If you haven’t already figured this out about me yet, I spend a lot of time thinking about the culture of life I want Levi to learn from the way Greg and I choose to live our lives. We talk a lot about the important of friendships with him and we make our best efforts to surround him with people who are going to love and care for him especially in these tender and impressionable years of his life. We try to impart to him that possessions have little meaning and nothing is really ours anyway so what’s the point in living your life around how you can get the best and newest and most expensive stuff.
Lately though I have felt another tug on my mom’s heart of a “life lesson” I want Greg and I to strive to live out for him. How many times do we look at our calendars and think, “Man! How did we get this busy so fast?!” It’s the American syndrome of success that tells us being busy means you are powerful, important, sought after and well liked. And yet, the reality of it is that most people HATE feeling so busy. We hate that we don’t see our kids as much as we want. Or that we feel like ships passing in the night with our significant others. Or have you ever tried to plan out a dinner or a play date or even a quick lunch with someone and there simply is no blank space on the calendar because both of you have filled it with other dinners, play dates, meetings and lunches.
Don’t get me wrong, I clearly love friendships and they take time and that is always time well spent.
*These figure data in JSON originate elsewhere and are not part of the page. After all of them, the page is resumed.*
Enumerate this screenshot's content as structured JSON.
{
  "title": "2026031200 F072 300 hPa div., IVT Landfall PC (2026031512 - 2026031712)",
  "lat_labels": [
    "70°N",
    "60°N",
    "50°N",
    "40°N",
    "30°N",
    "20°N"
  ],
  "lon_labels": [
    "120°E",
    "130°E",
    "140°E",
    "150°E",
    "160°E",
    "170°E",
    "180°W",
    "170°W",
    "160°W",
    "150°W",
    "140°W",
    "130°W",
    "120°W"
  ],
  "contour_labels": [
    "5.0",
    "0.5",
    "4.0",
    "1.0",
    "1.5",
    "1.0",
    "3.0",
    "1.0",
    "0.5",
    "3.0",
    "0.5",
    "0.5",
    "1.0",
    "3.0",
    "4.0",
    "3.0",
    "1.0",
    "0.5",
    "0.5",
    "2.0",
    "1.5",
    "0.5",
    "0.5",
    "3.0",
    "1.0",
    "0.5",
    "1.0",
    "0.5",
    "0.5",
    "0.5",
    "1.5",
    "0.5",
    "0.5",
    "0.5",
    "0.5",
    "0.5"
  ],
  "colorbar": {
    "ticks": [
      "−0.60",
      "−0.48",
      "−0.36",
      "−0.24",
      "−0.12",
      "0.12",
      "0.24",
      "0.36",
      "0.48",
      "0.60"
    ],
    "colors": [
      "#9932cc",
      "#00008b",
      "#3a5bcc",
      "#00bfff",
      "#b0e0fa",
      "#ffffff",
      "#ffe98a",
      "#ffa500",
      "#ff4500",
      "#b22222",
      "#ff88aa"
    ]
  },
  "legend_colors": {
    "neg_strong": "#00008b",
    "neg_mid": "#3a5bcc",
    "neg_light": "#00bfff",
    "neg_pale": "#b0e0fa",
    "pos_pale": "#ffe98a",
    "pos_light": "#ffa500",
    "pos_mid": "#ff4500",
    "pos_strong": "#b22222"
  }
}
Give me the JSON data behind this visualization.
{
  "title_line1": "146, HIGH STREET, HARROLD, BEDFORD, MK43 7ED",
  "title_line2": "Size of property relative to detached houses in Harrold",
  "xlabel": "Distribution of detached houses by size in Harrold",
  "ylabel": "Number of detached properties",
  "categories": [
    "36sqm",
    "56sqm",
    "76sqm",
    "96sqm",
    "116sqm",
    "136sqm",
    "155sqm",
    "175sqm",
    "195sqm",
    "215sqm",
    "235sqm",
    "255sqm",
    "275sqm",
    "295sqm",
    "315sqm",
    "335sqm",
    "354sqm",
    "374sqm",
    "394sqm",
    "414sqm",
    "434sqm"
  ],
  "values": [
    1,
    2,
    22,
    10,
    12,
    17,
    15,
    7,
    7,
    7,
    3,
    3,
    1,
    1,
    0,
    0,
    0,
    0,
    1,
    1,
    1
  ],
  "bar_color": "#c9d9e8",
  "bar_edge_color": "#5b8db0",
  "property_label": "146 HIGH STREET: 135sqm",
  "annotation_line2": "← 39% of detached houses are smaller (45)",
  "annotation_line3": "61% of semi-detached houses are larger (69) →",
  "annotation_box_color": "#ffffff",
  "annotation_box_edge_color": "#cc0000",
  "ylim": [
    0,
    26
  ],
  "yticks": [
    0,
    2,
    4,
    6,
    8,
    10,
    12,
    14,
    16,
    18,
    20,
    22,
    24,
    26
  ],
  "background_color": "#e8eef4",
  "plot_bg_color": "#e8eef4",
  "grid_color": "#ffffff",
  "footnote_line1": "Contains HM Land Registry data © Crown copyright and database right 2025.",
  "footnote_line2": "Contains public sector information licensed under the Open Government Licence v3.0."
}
And we have to work because that is how we are able to put food in hungry mouths and don’t forget, you have to actually go buy the food for that hungry mouth so sacrificing the weekly trip to the grocery store to free up more time isn’t an option either. There really are so many things that we really do need to spend our time on to be happy, healthy and fulfilled. But how many things that we choose to spend our time don’t actually make us feel fulfilled but just make us feel busy? Man, especially in toddler life. I weekly fight the temptation to fill up Levi’s schedule just so I can keep my busy beaver happy. There’s music classes and story times and open gym times and science centers and zoos and just about anything else your little ball of energy would LOVE to go do. But when I start filling our week with that kind of a stuff and a friend texts me desperately trying to have lunch with us and all I can say is, “Well we can do NEXT Wednesday at 3….maybe. Hang on, let me think about this some more.” Well, that’s just ridiculous.
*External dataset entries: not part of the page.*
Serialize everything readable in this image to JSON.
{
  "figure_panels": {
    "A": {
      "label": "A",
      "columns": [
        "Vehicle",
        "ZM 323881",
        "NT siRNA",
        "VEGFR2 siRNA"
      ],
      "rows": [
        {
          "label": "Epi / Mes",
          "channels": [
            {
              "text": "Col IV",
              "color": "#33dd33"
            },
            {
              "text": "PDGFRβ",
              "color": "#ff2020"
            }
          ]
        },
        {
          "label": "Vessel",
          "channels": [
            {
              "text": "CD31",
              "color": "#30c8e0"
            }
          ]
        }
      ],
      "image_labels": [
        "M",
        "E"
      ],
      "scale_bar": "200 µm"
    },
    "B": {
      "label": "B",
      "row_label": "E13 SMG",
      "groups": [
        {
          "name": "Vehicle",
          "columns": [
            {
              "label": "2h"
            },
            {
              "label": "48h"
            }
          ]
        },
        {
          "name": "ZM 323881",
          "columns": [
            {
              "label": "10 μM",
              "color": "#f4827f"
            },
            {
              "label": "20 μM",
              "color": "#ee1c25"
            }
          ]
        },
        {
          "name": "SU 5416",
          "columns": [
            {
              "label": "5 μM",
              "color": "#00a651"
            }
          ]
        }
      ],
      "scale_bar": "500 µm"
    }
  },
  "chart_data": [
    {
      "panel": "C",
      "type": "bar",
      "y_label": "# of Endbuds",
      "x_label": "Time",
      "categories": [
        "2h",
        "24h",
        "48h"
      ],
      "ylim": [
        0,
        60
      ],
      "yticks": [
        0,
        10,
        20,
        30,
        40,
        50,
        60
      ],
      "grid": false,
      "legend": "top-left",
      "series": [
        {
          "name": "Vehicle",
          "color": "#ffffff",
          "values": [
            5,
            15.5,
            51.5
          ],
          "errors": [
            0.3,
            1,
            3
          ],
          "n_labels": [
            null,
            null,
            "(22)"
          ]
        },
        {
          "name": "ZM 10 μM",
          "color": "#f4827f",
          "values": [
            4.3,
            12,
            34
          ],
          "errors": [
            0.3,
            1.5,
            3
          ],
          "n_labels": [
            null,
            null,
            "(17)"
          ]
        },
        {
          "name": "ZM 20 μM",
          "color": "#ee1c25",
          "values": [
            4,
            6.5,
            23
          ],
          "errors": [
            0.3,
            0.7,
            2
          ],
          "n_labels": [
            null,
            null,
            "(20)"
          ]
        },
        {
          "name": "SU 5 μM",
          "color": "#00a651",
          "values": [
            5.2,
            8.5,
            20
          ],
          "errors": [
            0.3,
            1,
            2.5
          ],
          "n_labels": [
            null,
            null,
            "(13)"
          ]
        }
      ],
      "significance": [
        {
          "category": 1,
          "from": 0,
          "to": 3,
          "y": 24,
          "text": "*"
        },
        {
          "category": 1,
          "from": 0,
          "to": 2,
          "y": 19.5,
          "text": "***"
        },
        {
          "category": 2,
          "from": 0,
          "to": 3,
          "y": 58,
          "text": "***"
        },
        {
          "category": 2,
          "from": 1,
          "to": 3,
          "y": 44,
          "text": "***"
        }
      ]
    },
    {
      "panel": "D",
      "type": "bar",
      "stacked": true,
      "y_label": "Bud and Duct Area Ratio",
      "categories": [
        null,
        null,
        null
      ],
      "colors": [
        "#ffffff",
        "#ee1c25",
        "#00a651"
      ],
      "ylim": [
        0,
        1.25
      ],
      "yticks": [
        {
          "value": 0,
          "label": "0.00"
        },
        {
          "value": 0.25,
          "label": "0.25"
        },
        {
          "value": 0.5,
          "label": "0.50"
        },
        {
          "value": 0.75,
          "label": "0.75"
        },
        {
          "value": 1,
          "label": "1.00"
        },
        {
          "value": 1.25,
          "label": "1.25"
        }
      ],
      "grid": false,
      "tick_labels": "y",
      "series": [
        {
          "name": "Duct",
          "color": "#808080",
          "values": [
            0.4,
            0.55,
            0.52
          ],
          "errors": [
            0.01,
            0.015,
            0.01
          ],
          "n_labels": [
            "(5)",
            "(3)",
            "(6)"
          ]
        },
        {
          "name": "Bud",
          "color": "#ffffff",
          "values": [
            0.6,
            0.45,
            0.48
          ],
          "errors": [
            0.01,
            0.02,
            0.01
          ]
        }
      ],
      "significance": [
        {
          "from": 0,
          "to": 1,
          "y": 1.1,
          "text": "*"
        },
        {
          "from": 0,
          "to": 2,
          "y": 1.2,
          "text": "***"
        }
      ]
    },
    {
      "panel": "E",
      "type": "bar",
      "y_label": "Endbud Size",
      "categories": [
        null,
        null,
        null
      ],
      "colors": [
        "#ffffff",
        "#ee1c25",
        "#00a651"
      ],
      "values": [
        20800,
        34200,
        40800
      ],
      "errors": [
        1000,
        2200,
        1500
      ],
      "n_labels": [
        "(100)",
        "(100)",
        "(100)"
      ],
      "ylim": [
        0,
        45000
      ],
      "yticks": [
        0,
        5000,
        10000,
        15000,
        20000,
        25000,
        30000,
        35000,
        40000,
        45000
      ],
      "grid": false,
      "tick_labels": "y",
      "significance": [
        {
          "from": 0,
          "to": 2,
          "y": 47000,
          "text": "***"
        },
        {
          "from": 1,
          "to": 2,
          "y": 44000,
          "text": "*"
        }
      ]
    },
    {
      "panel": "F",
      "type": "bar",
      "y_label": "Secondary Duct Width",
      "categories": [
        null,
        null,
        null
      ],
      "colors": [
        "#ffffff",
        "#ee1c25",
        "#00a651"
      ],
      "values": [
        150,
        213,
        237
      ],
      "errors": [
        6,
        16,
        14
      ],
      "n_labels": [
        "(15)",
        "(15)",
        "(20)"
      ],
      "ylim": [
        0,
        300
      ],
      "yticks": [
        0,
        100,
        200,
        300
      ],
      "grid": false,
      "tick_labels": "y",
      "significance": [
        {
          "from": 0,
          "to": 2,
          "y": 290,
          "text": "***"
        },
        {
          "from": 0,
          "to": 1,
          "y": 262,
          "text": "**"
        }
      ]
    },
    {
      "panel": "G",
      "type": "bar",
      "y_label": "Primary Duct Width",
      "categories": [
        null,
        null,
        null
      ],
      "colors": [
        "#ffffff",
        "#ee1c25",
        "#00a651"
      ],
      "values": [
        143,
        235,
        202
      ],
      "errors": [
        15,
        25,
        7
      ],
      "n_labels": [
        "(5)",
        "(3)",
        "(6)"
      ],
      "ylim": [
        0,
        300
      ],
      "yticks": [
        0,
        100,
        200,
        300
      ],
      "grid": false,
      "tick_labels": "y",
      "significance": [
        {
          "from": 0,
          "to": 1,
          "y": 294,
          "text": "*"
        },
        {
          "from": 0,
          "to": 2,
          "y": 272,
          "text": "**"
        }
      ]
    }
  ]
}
So here is where the rubber is meeting the road for me. I have come to realize that, for the most part, being busy is a choice. I choose to be busy. I choose to fill up the calendar and lose all the blank space. I choose to make my life full of quick dinners and way too much time in the car. Right now, its a choice I make. But sooner than I would like to believe, being busy won’t be as much of a choice as it is now. Because soon, Levi will want to join a soccer team or play an instrument or take art classes. He will develop his own interests and hobbies that will be stepping stones to who he is meant to become and we will try our absolute hardest then to let him become that person. So we will probably do more dinners in the car on the way to practice than we would like. Greg and I will wave hello and goodbye in the driveway as one returns home and one leaves. The older Levi gets and the more we take on the busier we will become and the harder we will have to fight to teach Levi how to make good decisions with his time and to make his relationships a priority… but we don’t have to do that now. We can teach him to slow down.
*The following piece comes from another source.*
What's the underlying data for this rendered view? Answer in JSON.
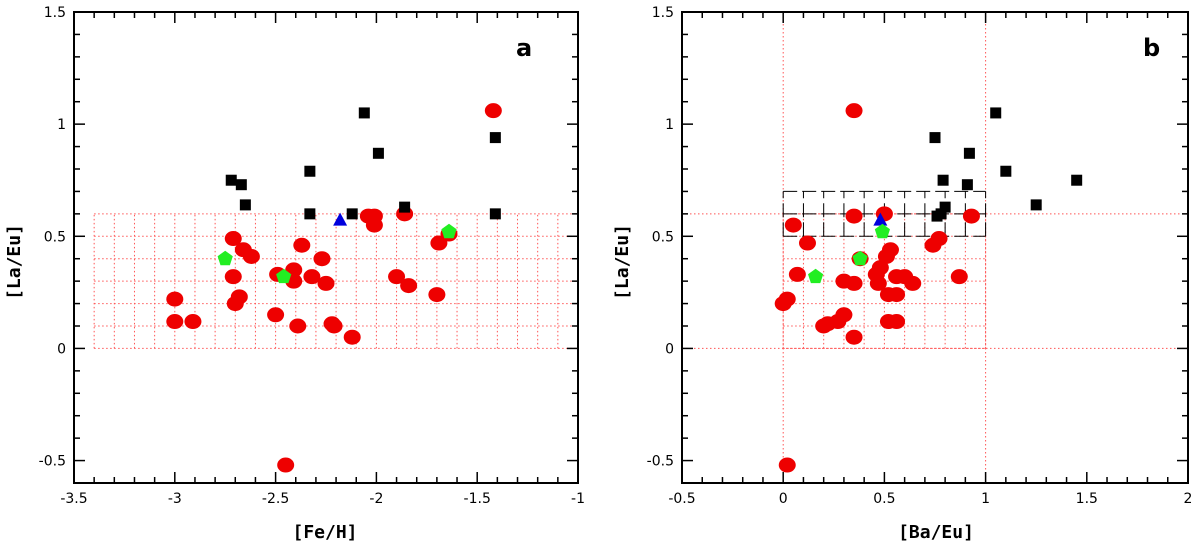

But this means sacrifice. This means as much as I would LOVE to indulge in my newest obsession of barre workouts 3-4 times a week, I need to accept that that is too much time away from my family and be content with going just once or twice. As much as Greg would love to accept every happy hour invite after work and every musical jam session that he is invited to, he chooses to parcel those out carefully in light of what is best for all of us. We make these sacrifices with the hopes that when life does truly get busy, we can still make good decisions as a family with our time. We can still invest in good relationships and give the people we love the time we all need to feel loved and cared for.
So for now, I am choosing to leave blank space on the calendar. And I am leaving it there so that Levi can learn that being busy isn’t being popular. Being busy means you miss out on last minute lunch dates and after nap cuddle sessions on the couch. Blank space means you are leaving space for God to fill with whatever people or events or meals or downtime He sees fit. I want Levi to learn to live in the blank space.